Well, nothing does not exist, but whatever...

I would like to end this post with a cautionary note. The above analysis of the logical impossibility of nothingness turns on a great many questions, such as: what exactly is reference? when do we call something an object? wherein does truth consist? what are truthbearers? what is the ontological status of facts? These are issues about which philosophers of language, logic and knowledge have argued and continue to argue endlessly. In other words: there are many different ways to answer these questions. Hence there are also many different ways in which the logical status of "-∃x(Ex)" might be judged. Nevertheless, I think the above conclusion concerning the objectivity of the contradiction inherent  in "-∃x(Ex)" is pretty straightforward and commonsensical. Basically it turns on two presuppositions which are not easily put aside. The first is that truth supervenes one being, so that if a statement is true it is true by virtue of some objective feature of reality. The second is that truth (if not the truthbearer then at least the truthmaker) is independent of the thinking subject, hence that absolute idealism is false. Together these assumptions imply that if "-∃x(Ex)" is true, then there is an objective reality which makes it true. And this is basically all we need to show the objectivity of the contradiction involved.

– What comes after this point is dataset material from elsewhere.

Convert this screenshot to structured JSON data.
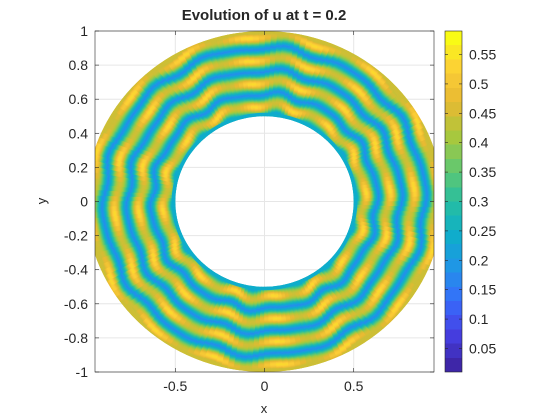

* With the exception, of course, of subjective facts, i.e. facts concerning conscious experience, like the fact that I feel pain or that I see redness. Such subjective facts are obviously observer-dependent. But clearly we are not talking about subjective facts here. In particular, "-∃x(Ex)" cannot assert a subjective fact since by definition there is no consciousness to perceive it.

References:
-Badiou, Alain (2005), Being and Event. New York: Continuum.
-Carnap, Rudolf (1959 [1931]), "The Elimination of Metaphysics Through Logical Analysis of Language", in: A. J. Ayer (ed.), Logical Positivism. Glencoe, The Free Press, pp. 60-81.
-Jackson, Frank (2000), From Metaphysics to Ethics. Oxford University Press.
-James, William (1911), Some Problems of Philosophy: A Beginning of an Introduction to Philosophy. Longmans, Green, and Co., New York.
-Lewis, David (1999), Papers in Metaphysics and Epistemology. Cambridge University Press.
-Nozick, Robert (1981), Philosophical Explanations. Belknap Press, Cambridge Mass.